The researchers aim to determine the following problems faced by Revlon: 1. What industry does Revlon belong to?
2. What must be done to improve the Research and Development Division of Revlon? 3. How to improve the financial condition, specifically the debts, of the company? 4. Which market segment must Revlon target in the Philippines? 5. What are the applicable and effective marketing strategies for the Philippine market? III. OBJECTIVE(S)

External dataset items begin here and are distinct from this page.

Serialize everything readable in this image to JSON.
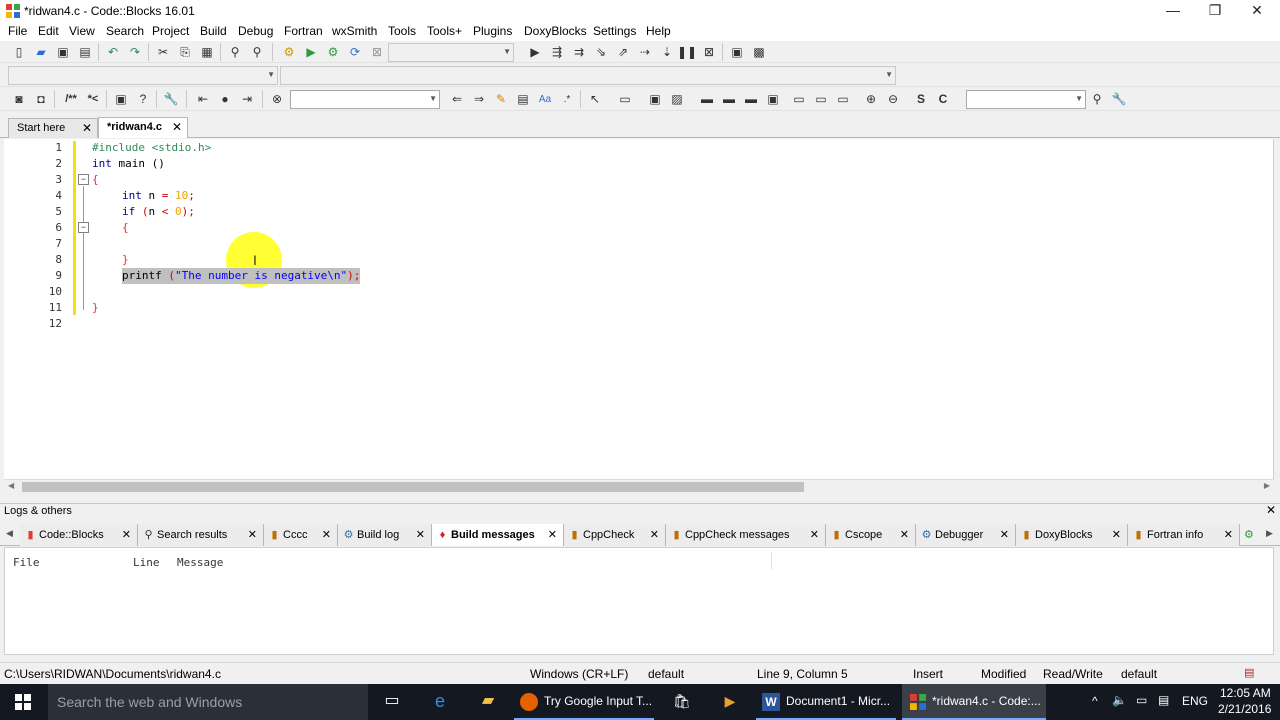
{
  "window": {
    "title": "*ridwan4.c - Code::Blocks 16.01",
    "controls": [
      "—",
      "❐",
      "✕"
    ]
  },
  "menu": [
    "File",
    "Edit",
    "View",
    "Search",
    "Project",
    "Build",
    "Debug",
    "Fortran",
    "wxSmith",
    "Tools",
    "Tools+",
    "Plugins",
    "DoxyBlocks",
    "Settings",
    "Help"
  ],
  "tabs": [
    {
      "label": "Start here",
      "active": false
    },
    {
      "label": "*ridwan4.c",
      "active": true
    }
  ],
  "editor": {
    "line_numbers": [
      "1",
      "2",
      "3",
      "4",
      "5",
      "6",
      "7",
      "8",
      "9",
      "10",
      "11",
      "12"
    ],
    "code": {
      "l1": "#include <stdio.h>",
      "l2_kw": "int",
      "l2_rest": " main ()",
      "l3": "{",
      "l4_kw": "int",
      "l4_rest": " n ",
      "l4_eq": "=",
      "l4_num": " 10",
      "l4_end": ";",
      "l5_kw": "if",
      "l5_open": " (",
      "l5_n": "n ",
      "l5_lt": "<",
      "l5_num": " 0",
      "l5_close": ");",
      "l6": "{",
      "l8": "}",
      "l9_fn": "printf ",
      "l9_paren": "(",
      "l9_str": "\"The number is negative\\n\"",
      "l9_end": ");",
      "l11": "}"
    }
  },
  "logs": {
    "title": "Logs & others",
    "tabs": [
      {
        "label": "Code::Blocks",
        "icon": "codeblocks-icon",
        "active": false
      },
      {
        "label": "Search results",
        "icon": "search-icon",
        "active": false
      },
      {
        "label": "Cccc",
        "icon": "cccc-icon",
        "active": false
      },
      {
        "label": "Build log",
        "icon": "gear-icon",
        "active": false
      },
      {
        "label": "Build messages",
        "icon": "build-messages-icon",
        "active": true
      },
      {
        "label": "CppCheck",
        "icon": "cppcheck-icon",
        "active": false
      },
      {
        "label": "CppCheck messages",
        "icon": "cppcheck-icon",
        "active": false
      },
      {
        "label": "Cscope",
        "icon": "cscope-icon",
        "active": false
      },
      {
        "label": "Debugger",
        "icon": "debugger-icon",
        "active": false
      },
      {
        "label": "DoxyBlocks",
        "icon": "doxyblocks-icon",
        "active": false
      },
      {
        "label": "Fortran info",
        "icon": "fortran-icon",
        "active": false
      }
    ],
    "columns": [
      "File",
      "Line",
      "Message"
    ]
  },
  "status": {
    "path": "C:\\Users\\RIDWAN\\Documents\\ridwan4.c",
    "eol": "Windows (CR+LF)",
    "encoding": "default",
    "position": "Line 9, Column 5",
    "mode": "Insert",
    "modified": "Modified",
    "access": "Read/Write",
    "profile": "default"
  },
  "taskbar": {
    "search_placeholder": "Search the web and Windows",
    "apps": [
      {
        "label": "Try Google Input T...",
        "icon": "firefox-icon"
      },
      {
        "label": "Document1 - Micr...",
        "icon": "word-icon"
      },
      {
        "label": "*ridwan4.c - Code:...",
        "icon": "codeblocks-icon"
      }
    ],
    "language": "ENG",
    "time": "12:05 AM",
    "date": "2/21/2016"
  },
  "colors": {
    "keyword": "#00008b",
    "preprocessor": "#2e8b57",
    "number": "#f0a000",
    "string": "#0000ff",
    "selection": "#c0c0c0",
    "change_bar": "#f5e000"
  }
}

This study aims to address the aforementioned problems by providing information about threats, opportunities, weaknesses and strengths of Revlon and making use of this information to achieve the following: 1. Identify the industry where Revlon belongs to base on the needs of the consumers. 2. Improve the Research and Development of the Company within the next two (2) years. 3. Improve the Debts of the Company within the next five (5) years. 4. Strengthen Revlon’s Brand Recognition in the Philippines within the next five (5) years. IV. INDUSTRY ANALYSIS

1. Demographic/Social/Cultural Environment
The beauty and personal care industry is impacted by major changes in the demographic composition of the Philippines as well as the social awareness of most of its people. Women, more than ever, feel the need to be camera-ready at all times, thanks mainly to cellphone cameras. Social media like Facebook, Twitter, Multiply, among endless list of others, also is feeding a subculture of “getting ready,” where dressing and grooming before a big event can sometimes overshadow the event itself. “You have to be in a demographic where women care about makeup and care about their looks and care about the whole package,” says Allison Conrad, president of Blushington. In the onset of the new millennia where women outnumbered men in terms of population and women started to take their places in the business world, cosmetics and personal care products became more of a necessity.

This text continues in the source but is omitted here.